ECLI:NL:RBROT:2024:3719
Rechtbank Rotterdam
- Beschikking
- Rechtspraak.nl
Ondertoezichtstelling van een minderjarige met ernstige ontwikkelingsbedreiging
In deze zaak heeft de kinderrechter van de Rechtbank Rotterdam op 3 april 2024 een beschikking gegeven over de ondertoezichtstelling van een minderjarige, geboren in 2006, die ernstig in haar ontwikkeling wordt bedreigd. De Raad voor de Kinderbescherming heeft verzocht om de ondertoezichtstelling tot aan de meerderjarigheid van de minderjarige, die op 13 september 2024 zal plaatsvinden. De moeder van de minderjarige is niet verschenen tijdens de mondelinge behandeling, maar is wel correct opgeroepen. De kinderrechter heeft vastgesteld dat er al lange tijd geen zicht is op de minderjarige en haar moeder, wat de zorgen over de ontwikkeling van de minderjarige vergroot. De Raad heeft aangegeven dat de schoolgang van de minderjarige stil ligt en dat er dringend hulp nodig is om haar te ondersteunen in deze kritieke periode.
De kinderrechter heeft de feiten en de standpunten van de betrokken partijen, waaronder de Raad en de gecertificeerde instelling Jeugdbescherming Rotterdam Rijnmond, in overweging genomen. De kinderrechter oordeelt dat de wettelijke criteria voor ondertoezichtstelling zijn vervuld, zoals genoemd in artikel 1:255 van het Burgerlijk Wetboek.
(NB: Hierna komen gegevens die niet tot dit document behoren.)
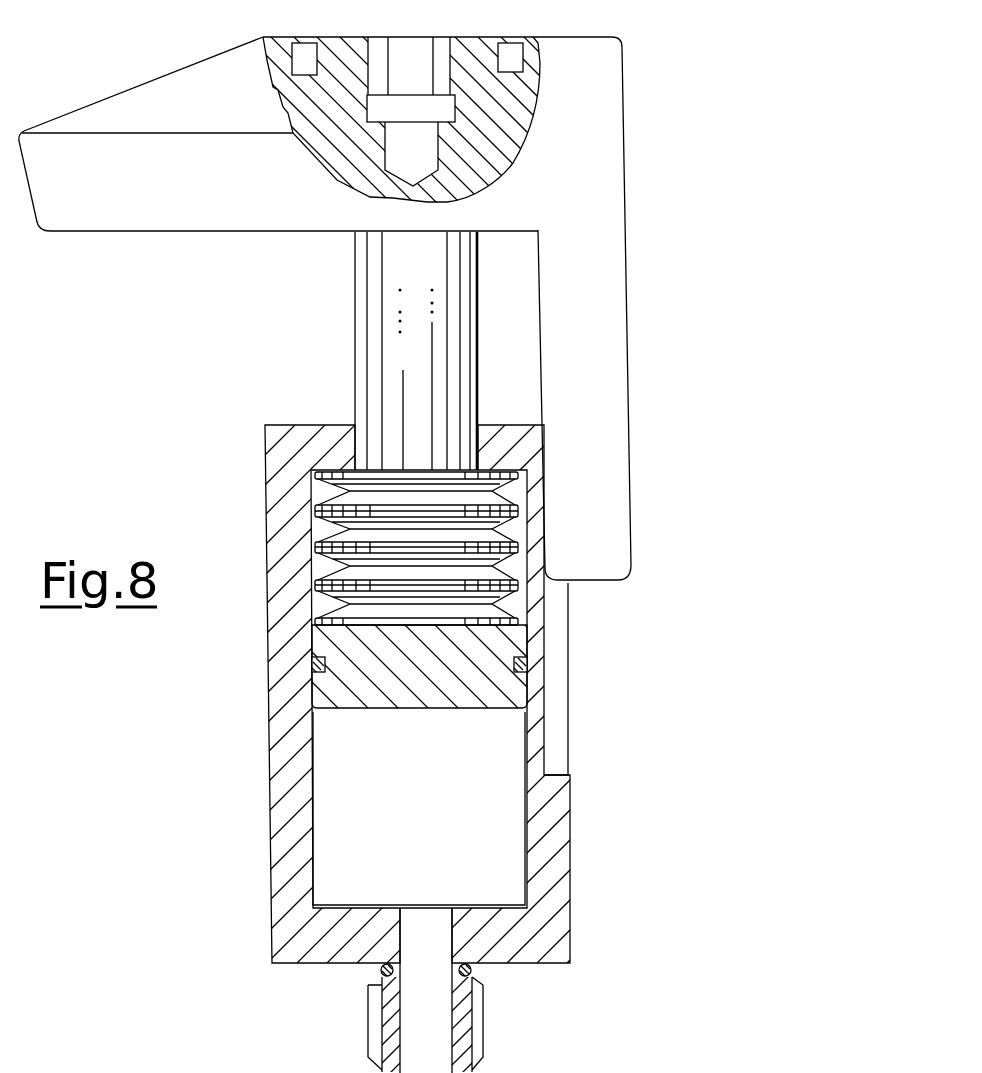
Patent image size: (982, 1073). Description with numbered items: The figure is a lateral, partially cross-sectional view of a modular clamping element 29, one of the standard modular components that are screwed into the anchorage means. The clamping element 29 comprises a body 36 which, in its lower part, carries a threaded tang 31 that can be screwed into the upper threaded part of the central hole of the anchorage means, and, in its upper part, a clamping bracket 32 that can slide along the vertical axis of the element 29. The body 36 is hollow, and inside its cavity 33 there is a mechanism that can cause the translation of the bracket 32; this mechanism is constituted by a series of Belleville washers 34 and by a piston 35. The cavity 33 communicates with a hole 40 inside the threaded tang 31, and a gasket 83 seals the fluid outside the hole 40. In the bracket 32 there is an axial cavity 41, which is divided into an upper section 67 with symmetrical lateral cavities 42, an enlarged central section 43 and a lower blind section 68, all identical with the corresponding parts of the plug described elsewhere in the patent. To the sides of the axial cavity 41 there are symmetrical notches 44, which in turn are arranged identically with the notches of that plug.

The clamping element 29 is at (572, 884).
The threaded tang 31 is at (463, 1000).
The clamping bracket 32 is at (153, 232).
The cavity 33 is at (498, 807).
The Belleville washers 34 is at (495, 572).
The piston 35 is at (507, 647).
The body 36 is at (288, 792).
The hole 40 is at (437, 1035).
The axial cavity 41 is at (396, 36).
The lateral cavities 42 is at (445, 77).
The enlarged central section 43 is at (443, 110).
The notches 44 is at (303, 52).
The upper section 67 is at (419, 47).
The lower blind section 68 is at (428, 152).
The gasket 83 is at (381, 971).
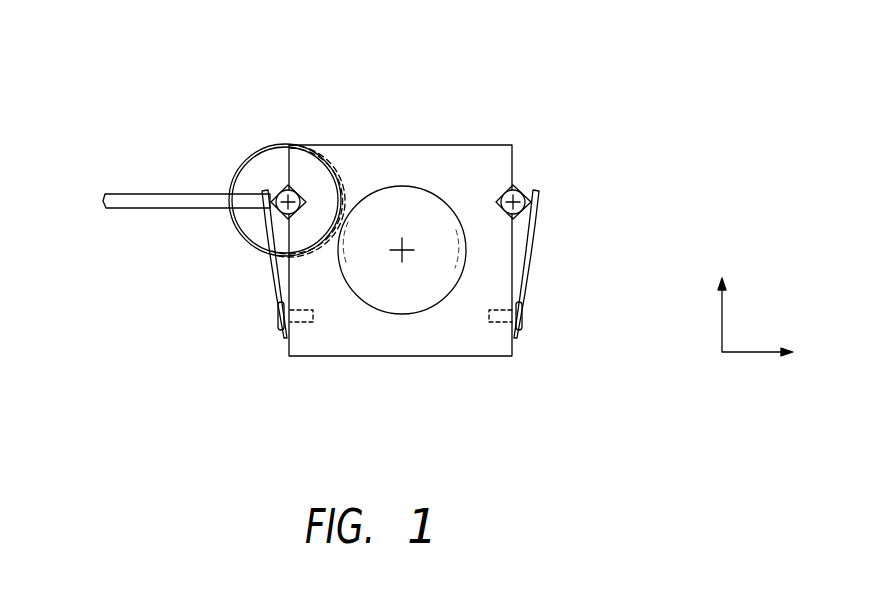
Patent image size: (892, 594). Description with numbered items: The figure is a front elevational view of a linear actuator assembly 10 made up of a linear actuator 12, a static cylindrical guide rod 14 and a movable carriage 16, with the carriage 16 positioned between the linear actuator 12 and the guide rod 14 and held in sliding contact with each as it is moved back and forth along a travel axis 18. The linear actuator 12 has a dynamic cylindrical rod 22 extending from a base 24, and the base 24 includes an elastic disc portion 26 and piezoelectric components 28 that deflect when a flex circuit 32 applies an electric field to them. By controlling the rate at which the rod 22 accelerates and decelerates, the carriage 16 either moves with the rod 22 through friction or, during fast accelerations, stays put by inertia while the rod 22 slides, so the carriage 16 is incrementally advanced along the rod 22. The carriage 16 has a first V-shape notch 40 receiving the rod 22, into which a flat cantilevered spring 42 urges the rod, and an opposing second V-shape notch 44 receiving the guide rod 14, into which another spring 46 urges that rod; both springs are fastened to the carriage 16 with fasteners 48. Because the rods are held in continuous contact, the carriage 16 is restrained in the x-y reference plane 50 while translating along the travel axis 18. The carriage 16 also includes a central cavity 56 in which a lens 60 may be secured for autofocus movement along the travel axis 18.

The linear actuator assembly 10 is at (622, 40).
The linear actuator 12 is at (196, 220).
The static cylindrical guide rod 14 is at (521, 188).
The movable carriage 16 is at (390, 165).
The travel axis 18 is at (405, 263).
The dynamic cylindrical rod 22 is at (284, 188).
The base 24 is at (400, 201).
The elastic disc portion 26 is at (250, 152).
The piezoelectric components 28 is at (248, 225).
The flex circuit 32 is at (168, 193).
The first V-shape notch 40 is at (306, 200).
The spring 42 is at (264, 243).
The second V-shape notch 44 is at (497, 199).
The spring 46 is at (531, 214).
The fasteners 48 is at (279, 318).
The x-y reference plane 50 is at (748, 352).
The central cavity 56 is at (446, 314).
The lens 60 is at (360, 293).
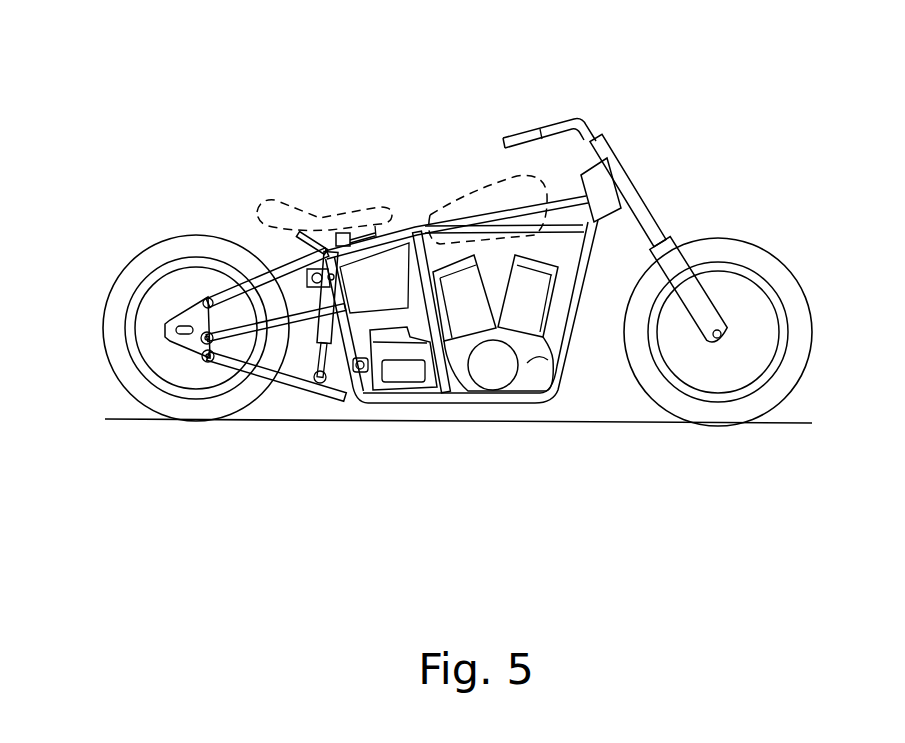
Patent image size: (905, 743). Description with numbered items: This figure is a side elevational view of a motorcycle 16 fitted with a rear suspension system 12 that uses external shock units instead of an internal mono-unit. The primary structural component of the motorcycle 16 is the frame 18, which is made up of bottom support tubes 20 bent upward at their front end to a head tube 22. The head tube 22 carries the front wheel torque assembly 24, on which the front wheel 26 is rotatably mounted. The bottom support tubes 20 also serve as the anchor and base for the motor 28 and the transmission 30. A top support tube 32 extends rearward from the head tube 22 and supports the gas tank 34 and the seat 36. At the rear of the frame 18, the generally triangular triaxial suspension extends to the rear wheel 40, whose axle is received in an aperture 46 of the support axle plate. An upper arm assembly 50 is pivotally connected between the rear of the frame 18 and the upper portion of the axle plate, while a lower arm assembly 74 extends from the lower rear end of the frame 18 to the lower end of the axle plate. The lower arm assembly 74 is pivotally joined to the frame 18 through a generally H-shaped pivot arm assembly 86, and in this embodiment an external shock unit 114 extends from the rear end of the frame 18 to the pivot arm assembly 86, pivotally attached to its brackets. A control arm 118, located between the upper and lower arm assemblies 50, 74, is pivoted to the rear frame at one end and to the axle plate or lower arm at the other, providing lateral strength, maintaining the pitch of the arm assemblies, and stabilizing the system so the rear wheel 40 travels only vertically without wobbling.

The rear suspension system 12 is at (276, 408).
The motorcycle 16 is at (368, 138).
The frame 18 is at (466, 412).
The bottom support tubes 20 is at (543, 397).
The head tube 22 is at (596, 188).
The front wheel torque assembly 24 is at (641, 218).
The front wheel 26 is at (785, 273).
The motor 28 is at (547, 366).
The transmission 30 is at (413, 376).
The top support tube 32 is at (412, 228).
The gas tank 34 is at (488, 185).
The seat 36 is at (322, 220).
The rear wheel 40 is at (113, 350).
The aperture 46 is at (183, 315).
The upper arm assembly 50 is at (278, 273).
The lower arm assembly 74 is at (230, 363).
The pivot arm assembly 86 is at (316, 398).
The external shock unit 114 is at (340, 412).
The control arm 118 is at (213, 366).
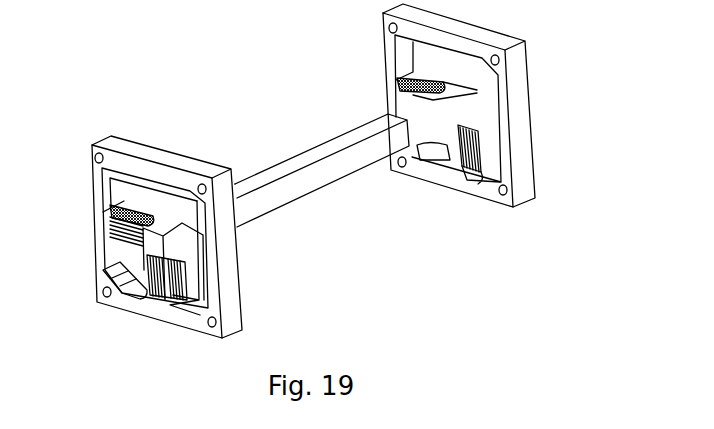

De kinderrechter heeft besloten om de minderjarige onder toezicht te stellen van de Stichting Jeugdbescherming Rotterdam Rijnmond, met ingang van 3 april 2024 tot 13 september 2024, en heeft de beschikking uitvoerbaar bij voorraad verklaard. Deze beslissing is mondeling gegeven en in het openbaar uitgesproken door de kinderrechter, mr. A. Verweij, in aanwezigheid van de griffier L.N. van Geest.